2) Don’t ask if I’ve been diagnosed by a professional. I have. Treating me like I’m a hypochondriac who self-diagnosed on WebMD makes me feel like shit.

2a) Don’t second-guess my doctor’s diagnosis—I don’t. If you disagree (and don’t have a medical degree), you should just keep it to yourself. I have spent countless hours with a variety of doctors hammering out my diagnosis in order to tailor a treatment plan specific to my needs. I’ve been to multiple doctors and tried on different diagnoses until my (current) doctor and I found the right one.

3) Do not, under any circumstances, tell me to “shake it off,” “snap out of it,” or “get over it.” That. Does. Not. Help. As previously addressed, mental illness is a chemical thing. Parts of it are rooted in childhood trauma, abuse, and neglect. It’s very real and it’s something that requires intervention beyond “snapping out” of it.

3a) Don’t belittle me by offering advice like “take St. John’s Wort” or “get more exercise.” While those things are peachy for very mild depression, they aren’t going to mitigate larger issues. I’m not going to get into my specific afflictions, but I will tell you they cannot be cured by an herb and a jog.

3b) Don’t ask me if I’ve taken my meds (or tell me I need to up my dosage) when you don’t like something I have to say. I may have mental illnesses but I’m still allowed to have dissenting viewpoints and opinions. Don’t call me crazy in an attempt to silence me.
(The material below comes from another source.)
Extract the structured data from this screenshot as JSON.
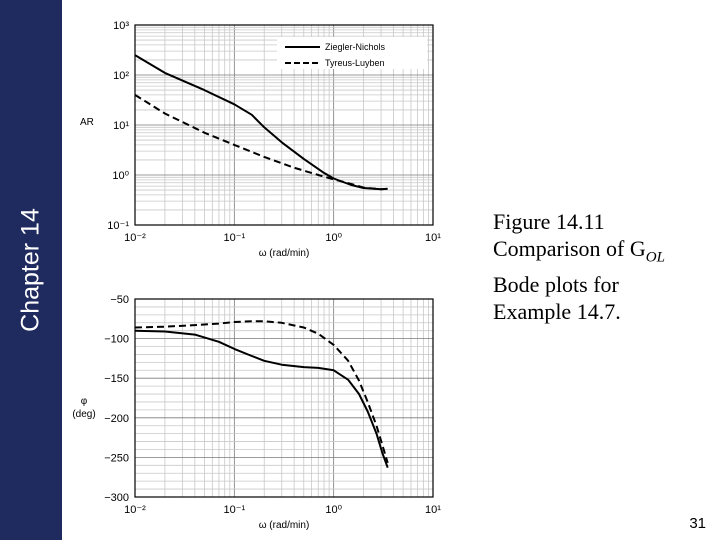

I get that people see me as a relatively functional person—and I am. Most of the time. I try very hard to behave like a normal person but it’s not something I can do 100 percent of the time. I have episodes and I have bad days and sometimes I have full-blown meltdowns. I appreciate that you want me to be normal and that to you, I seem mostly normal. And I thank you for that gracious view of me. But I have some things below the surface that I would like for you to not deny/ignore because they make you uncomfortable. I’m sorry that I have to be your crazy friend—but I am your crazy friend.
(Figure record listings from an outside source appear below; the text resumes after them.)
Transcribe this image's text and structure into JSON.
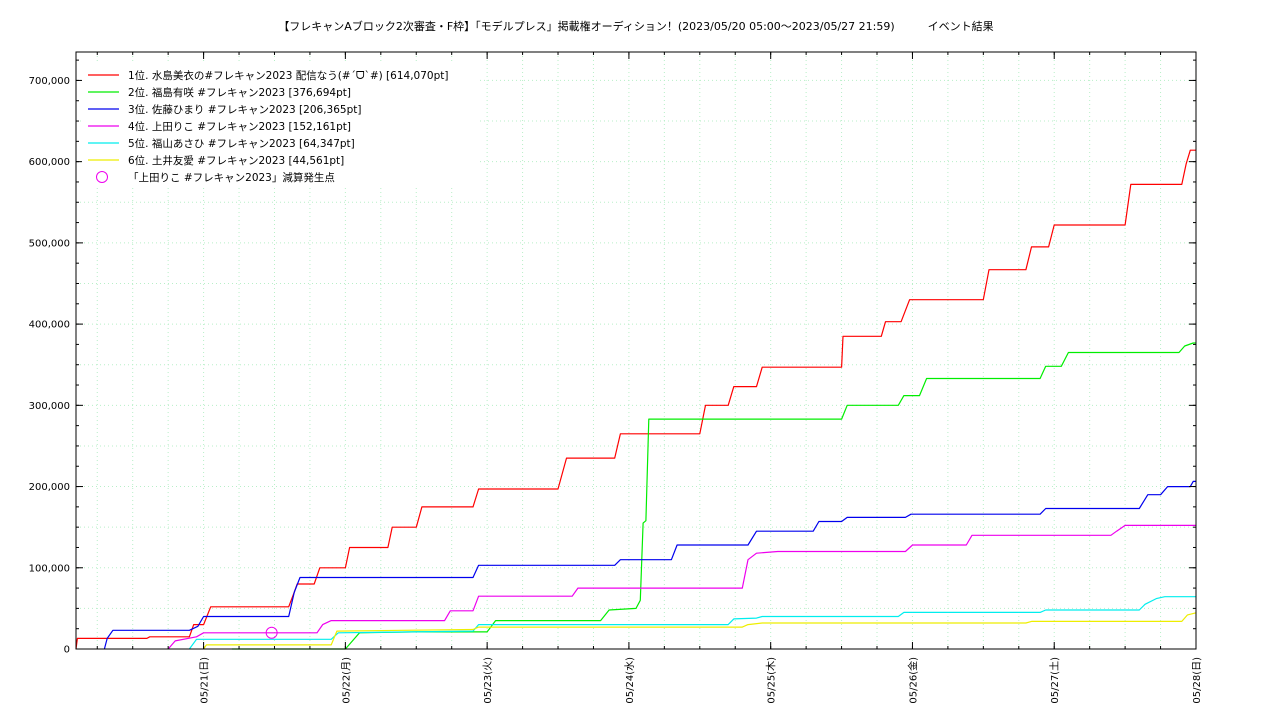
{
  "chart_data": {
    "type": "line",
    "title": "【フレキャンAブロック2次審査・F枠】「モデルプレス」掲載権オーディション！(2023/05/20 05:00〜2023/05/27 21:59)　　　イベント結果",
    "xlabel": "",
    "ylabel": "",
    "x_unit": "days since 2023/05/20 00:00",
    "xlim": [
      0.1,
      8.0
    ],
    "ylim": [
      0,
      735000
    ],
    "grid": true,
    "legend_position": "top-left",
    "y_ticks": [
      {
        "value": 0,
        "label": "0"
      },
      {
        "value": 100000,
        "label": "100,000"
      },
      {
        "value": 200000,
        "label": "200,000"
      },
      {
        "value": 300000,
        "label": "300,000"
      },
      {
        "value": 400000,
        "label": "400,000"
      },
      {
        "value": 500000,
        "label": "500,000"
      },
      {
        "value": 600000,
        "label": "600,000"
      },
      {
        "value": 700000,
        "label": "700,000"
      }
    ],
    "x_ticks": [
      {
        "value": 1,
        "label": "05/21(日)"
      },
      {
        "value": 2,
        "label": "05/22(月)"
      },
      {
        "value": 3,
        "label": "05/23(火)"
      },
      {
        "value": 4,
        "label": "05/24(水)"
      },
      {
        "value": 5,
        "label": "05/25(木)"
      },
      {
        "value": 6,
        "label": "05/26(金)"
      },
      {
        "value": 7,
        "label": "05/27(土)"
      },
      {
        "value": 8,
        "label": "05/28(日)"
      }
    ],
    "series": [
      {
        "name": "1位. 水島美衣の#フレキャン2023 配信なう(#´ᗜ`#) [614,070pt]",
        "color": "#ff0000",
        "points": [
          [
            0.1,
            0
          ],
          [
            0.11,
            13000
          ],
          [
            0.6,
            13000
          ],
          [
            0.62,
            15000
          ],
          [
            0.9,
            15000
          ],
          [
            0.93,
            30000
          ],
          [
            1.0,
            30000
          ],
          [
            1.05,
            52000
          ],
          [
            1.6,
            52000
          ],
          [
            1.64,
            70000
          ],
          [
            1.66,
            80000
          ],
          [
            1.78,
            80000
          ],
          [
            1.82,
            100000
          ],
          [
            2.0,
            100000
          ],
          [
            2.03,
            125000
          ],
          [
            2.3,
            125000
          ],
          [
            2.33,
            150000
          ],
          [
            2.5,
            150000
          ],
          [
            2.54,
            175000
          ],
          [
            2.9,
            175000
          ],
          [
            2.94,
            197000
          ],
          [
            3.5,
            197000
          ],
          [
            3.56,
            235000
          ],
          [
            3.9,
            235000
          ],
          [
            3.94,
            265000
          ],
          [
            4.5,
            265000
          ],
          [
            4.54,
            300000
          ],
          [
            4.7,
            300000
          ],
          [
            4.74,
            323000
          ],
          [
            4.9,
            323000
          ],
          [
            4.94,
            347000
          ],
          [
            5.5,
            347000
          ],
          [
            5.51,
            385000
          ],
          [
            5.78,
            385000
          ],
          [
            5.81,
            403000
          ],
          [
            5.92,
            403000
          ],
          [
            5.98,
            430000
          ],
          [
            6.5,
            430000
          ],
          [
            6.54,
            467000
          ],
          [
            6.8,
            467000
          ],
          [
            6.84,
            495000
          ],
          [
            6.96,
            495000
          ],
          [
            7.0,
            522000
          ],
          [
            7.5,
            522000
          ],
          [
            7.54,
            572000
          ],
          [
            7.9,
            572000
          ],
          [
            7.93,
            597000
          ],
          [
            7.96,
            614070
          ],
          [
            8.0,
            614070
          ]
        ]
      },
      {
        "name": "2位. 福島有咲 #フレキャン2023 [376,694pt]",
        "color": "#00ee00",
        "points": [
          [
            1.2,
            0
          ],
          [
            2.0,
            0
          ],
          [
            2.1,
            20000
          ],
          [
            2.5,
            21000
          ],
          [
            3.0,
            21000
          ],
          [
            3.06,
            35000
          ],
          [
            3.8,
            35000
          ],
          [
            3.86,
            48000
          ],
          [
            4.05,
            50000
          ],
          [
            4.08,
            60000
          ],
          [
            4.1,
            155000
          ],
          [
            4.12,
            158000
          ],
          [
            4.14,
            283000
          ],
          [
            5.5,
            283000
          ],
          [
            5.54,
            300000
          ],
          [
            5.9,
            300000
          ],
          [
            5.94,
            312000
          ],
          [
            6.05,
            312000
          ],
          [
            6.1,
            333000
          ],
          [
            6.9,
            333000
          ],
          [
            6.94,
            348000
          ],
          [
            7.05,
            348000
          ],
          [
            7.1,
            365000
          ],
          [
            7.88,
            365000
          ],
          [
            7.92,
            373000
          ],
          [
            7.98,
            376694
          ],
          [
            8.0,
            376694
          ]
        ]
      },
      {
        "name": "3位. 佐藤ひまり #フレキャン2023 [206,365pt]",
        "color": "#0000ee",
        "points": [
          [
            0.3,
            0
          ],
          [
            0.32,
            13000
          ],
          [
            0.36,
            23000
          ],
          [
            0.9,
            23000
          ],
          [
            0.96,
            28000
          ],
          [
            1.0,
            40000
          ],
          [
            1.6,
            40000
          ],
          [
            1.64,
            70000
          ],
          [
            1.68,
            88000
          ],
          [
            2.9,
            88000
          ],
          [
            2.94,
            103000
          ],
          [
            3.9,
            103000
          ],
          [
            3.94,
            110000
          ],
          [
            4.3,
            110000
          ],
          [
            4.34,
            128000
          ],
          [
            4.84,
            128000
          ],
          [
            4.9,
            145000
          ],
          [
            5.3,
            145000
          ],
          [
            5.34,
            157000
          ],
          [
            5.5,
            157000
          ],
          [
            5.54,
            162000
          ],
          [
            5.95,
            162000
          ],
          [
            5.99,
            166000
          ],
          [
            6.9,
            166000
          ],
          [
            6.94,
            173000
          ],
          [
            7.6,
            173000
          ],
          [
            7.66,
            190000
          ],
          [
            7.75,
            190000
          ],
          [
            7.8,
            200000
          ],
          [
            7.96,
            200000
          ],
          [
            7.98,
            206365
          ],
          [
            8.0,
            206365
          ]
        ]
      },
      {
        "name": "4位. 上田りこ #フレキャン2023 [152,161pt]",
        "color": "#ee00ee",
        "points": [
          [
            0.75,
            0
          ],
          [
            0.8,
            10000
          ],
          [
            0.95,
            15000
          ],
          [
            1.0,
            20000
          ],
          [
            1.8,
            20000
          ],
          [
            1.84,
            30000
          ],
          [
            1.9,
            35000
          ],
          [
            2.7,
            35000
          ],
          [
            2.74,
            47000
          ],
          [
            2.9,
            47000
          ],
          [
            2.94,
            65000
          ],
          [
            3.6,
            65000
          ],
          [
            3.64,
            75000
          ],
          [
            4.8,
            75000
          ],
          [
            4.84,
            110000
          ],
          [
            4.9,
            118000
          ],
          [
            5.05,
            120000
          ],
          [
            5.95,
            120000
          ],
          [
            6.0,
            128000
          ],
          [
            6.38,
            128000
          ],
          [
            6.42,
            140000
          ],
          [
            7.4,
            140000
          ],
          [
            7.44,
            145000
          ],
          [
            7.5,
            152161
          ],
          [
            8.0,
            152161
          ]
        ]
      },
      {
        "name": "5位. 福山あさひ #フレキャン2023 [64,347pt]",
        "color": "#00eeee",
        "points": [
          [
            0.9,
            0
          ],
          [
            0.95,
            12000
          ],
          [
            1.9,
            12000
          ],
          [
            1.95,
            20000
          ],
          [
            2.9,
            22000
          ],
          [
            2.94,
            30000
          ],
          [
            4.7,
            30000
          ],
          [
            4.74,
            37000
          ],
          [
            4.9,
            38000
          ],
          [
            4.94,
            40000
          ],
          [
            5.9,
            40000
          ],
          [
            5.94,
            45000
          ],
          [
            6.9,
            45000
          ],
          [
            6.94,
            48000
          ],
          [
            7.6,
            48000
          ],
          [
            7.64,
            55000
          ],
          [
            7.72,
            62000
          ],
          [
            7.78,
            64347
          ],
          [
            8.0,
            64347
          ]
        ]
      },
      {
        "name": "6位. 土井友愛 #フレキャン2023 [44,561pt]",
        "color": "#eeee00",
        "points": [
          [
            1.0,
            0
          ],
          [
            1.02,
            5000
          ],
          [
            1.9,
            5000
          ],
          [
            1.94,
            22000
          ],
          [
            2.9,
            24000
          ],
          [
            2.94,
            27000
          ],
          [
            4.8,
            27000
          ],
          [
            4.84,
            30000
          ],
          [
            4.94,
            32000
          ],
          [
            6.8,
            32000
          ],
          [
            6.84,
            34000
          ],
          [
            7.9,
            34000
          ],
          [
            7.94,
            42000
          ],
          [
            8.0,
            44561
          ]
        ]
      }
    ],
    "markers": [
      {
        "name": "「上田りこ #フレキャン2023」減算発生点",
        "color": "#ee00ee",
        "x": 1.48,
        "y": 20000
      }
    ]
  }
}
I struggle every day. I struggle to pull out the best version of myself that I can. I struggle to accept the way things are—to accept that I can’t spend my life wishing I were normal or being pissed off that other people get to be normal. I don’t always come out on top of those struggles. Sometimes what I put other people through breaks my fucking heart. I’ve ruined more friendships than I can count. I flounder in everyday social situations. I’m prone to bouts of paranoia. These are the crosses I bear.

At the end of the day I try to make the best of the less-than-ideal hand I’ve been dealt. I like to think that I win more hands than I lose, but my opinion is pretty subjective.